One common way to remove the different background illumination is to calculate a "white image" from the image, by opening the image.

In this sample Octave code, I've used the blue channel of the image, because the lines in the background are least prominent in this channel (EDITED: using a circular structuring element produces less visual artifacts than a simple box):

src = imread('lines.png');
blue = src(:,:,3);
mask = fspecial("disk",10);
opened = imerode(imdilate(blue,mask),mask);

Result: opened

Then subtract this from the source image:

background_subtracted = opened-blue;

background_subtracted (contrast enhanced version)

Finally, I'd just binarize the image with a fixed threshold:

binary = background_subtracted < 35;

binary


The first step is to equalize the illumination differences in the image while taking into account the white balance issues. The theory here is that the brightest part of the image within a limited area represents white. By blurring the image beforehand we eliminate the influence of noise in the image.

from PIL import Image
from PIL import ImageFilter
im = Image.open(r'c:\temp\temp.png')
white = im.filter(ImageFilter.BLUR).filter(ImageFilter.MaxFilter(15))

alt text The next step is to create a grey-scale image from the RGB input. By scaling to the white point we correct for white balance issues. By taking the max of R,G,B we de-emphasize any color that isn't a pure grey such as the blue lines of the grid. The first line of code presented here is a dummy, to create an image of the correct size and format.

grey = im.convert('L')
width,height = im.size
impix = im.load()
whitepix = white.load()
greypix = grey.load()
for y in range(height):
    for x in range(width):
        greypix[x,y] = min(255, max(255 * impix[x,y][0] / whitepix[x,y][0], 255 * impix[x,y][1] / whitepix[x,y][1], 255 * impix[x,y][2] / whitepix[x,y][2]))

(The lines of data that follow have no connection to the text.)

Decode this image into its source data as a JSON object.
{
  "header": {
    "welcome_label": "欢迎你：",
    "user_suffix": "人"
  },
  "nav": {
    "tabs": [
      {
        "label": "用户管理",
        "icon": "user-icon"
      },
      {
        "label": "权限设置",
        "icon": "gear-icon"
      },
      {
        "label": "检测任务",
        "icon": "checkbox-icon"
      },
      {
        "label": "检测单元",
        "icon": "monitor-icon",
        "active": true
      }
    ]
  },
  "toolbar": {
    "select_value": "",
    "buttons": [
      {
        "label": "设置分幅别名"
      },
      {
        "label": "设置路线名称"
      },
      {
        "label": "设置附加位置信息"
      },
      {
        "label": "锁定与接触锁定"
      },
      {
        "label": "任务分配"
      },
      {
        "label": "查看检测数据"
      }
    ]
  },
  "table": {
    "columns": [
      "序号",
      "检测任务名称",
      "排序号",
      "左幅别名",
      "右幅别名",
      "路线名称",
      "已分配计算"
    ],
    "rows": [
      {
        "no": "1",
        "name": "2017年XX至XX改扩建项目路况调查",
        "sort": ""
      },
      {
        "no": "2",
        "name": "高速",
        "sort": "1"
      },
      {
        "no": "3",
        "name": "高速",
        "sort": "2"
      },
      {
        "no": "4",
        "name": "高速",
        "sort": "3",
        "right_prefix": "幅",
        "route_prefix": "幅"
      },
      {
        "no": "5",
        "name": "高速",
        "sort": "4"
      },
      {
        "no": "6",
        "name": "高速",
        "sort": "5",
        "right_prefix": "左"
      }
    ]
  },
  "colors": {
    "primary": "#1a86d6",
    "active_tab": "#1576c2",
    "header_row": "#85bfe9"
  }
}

The result of these operations is an image that has mostly consistent values and can be converted to black and white via a simple threshold. alt text


Edit: It's nice to see a little competition. nikie has proposed a very similar approach, using subtraction instead of scaling to remove the variations in the white level. My method increases the contrast in the regions with poor lighting, and nikie's method does not - which method you prefer will depend on whether there is information in the poorly lighted areas which you wish to retain.

My attempt to recreate this approach resulted in this:

for y in range(height):
    for x in range(width):
        greypix[x,y] = min(255, max(255 + impix[x,y][0] - whitepix[x,y][0], 255 + impix[x,y][1] - whitepix[x,y][1], 255 + impix[x,y][2] - whitepix[x,y][2]))

alt text

I'm working on a combination of techniques to deliver an even better result, but it's not quite ready yet.